The matter has been appealed to the Local Planning Appeals Tribunal.

Lai wants to encourage the right kind of development in her ward.

“I think the status quo isn’t always the right thing. I will be open to sustainable development in my ward, meaning that they have to be sustained and balanced and progressive.”

Lai said she developed an interest in politics while watching her cousin, the late MPP Tony Wong, at work. She ran provincially in 2005 when John Tory was leader of the provincial Progressive Conservative party. She also ran in the 2014 municipal election.

Lai won on Oct. 22 with just 27 per cent of the vote.

She also claims a connection to Premier Doug Ford -- she campaigned alongside him, before he was premier, in support of Raymond Cho, now minister for seniors and accessibility.

Cynthia Lai believes in affordable housing and in giving back.

The walls of her office are covered in awards and plaques from the real estate industry, including a “top producer” award. She was the first Chinese-Canadian president of the Toronto Real Estate Board. She has been active in fundraising for a variety of causes.

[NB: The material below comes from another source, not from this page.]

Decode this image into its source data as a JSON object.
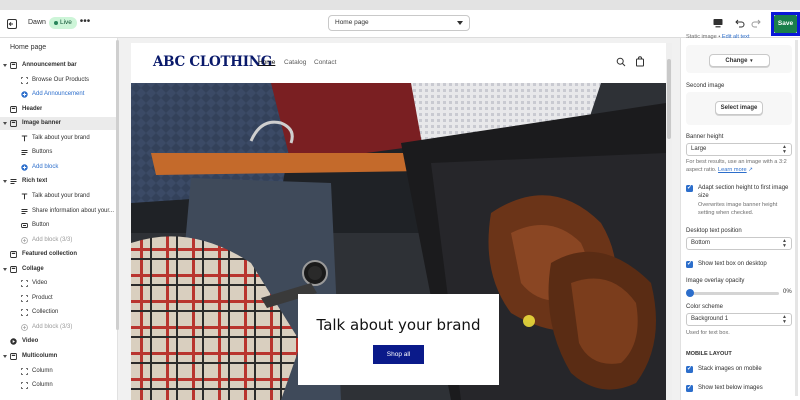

“I have compassion, too,” says Lai. “I worked hard to get to where I am. I really wanted to do something for Toronto to leave a legacy. I’m a hard-working person.”

Nestled in her bookcase is a picture of her two sons, both of whom were featured in Forbes’s “30 under 30.” Derrick Fung made the list in 2014 for founding Tunezy, which allows fans to pay for unique music experiences and both Derrick and Darren Fung made the 2019 list for a startup called Drop, a mobile rewards platform for debit and credit cards, targeting millennials.

Her sons live in Toronto. She is proud of them, and they of her, she says. They know how hard she worked to get elected. She has her eye on the job of chair of the economic development committee.

“I think Toronto has to change. I think I can bring a lot of positive energy to city council,” Lai says.

“We need somebody like me. I have a reputation for getting stuff done.”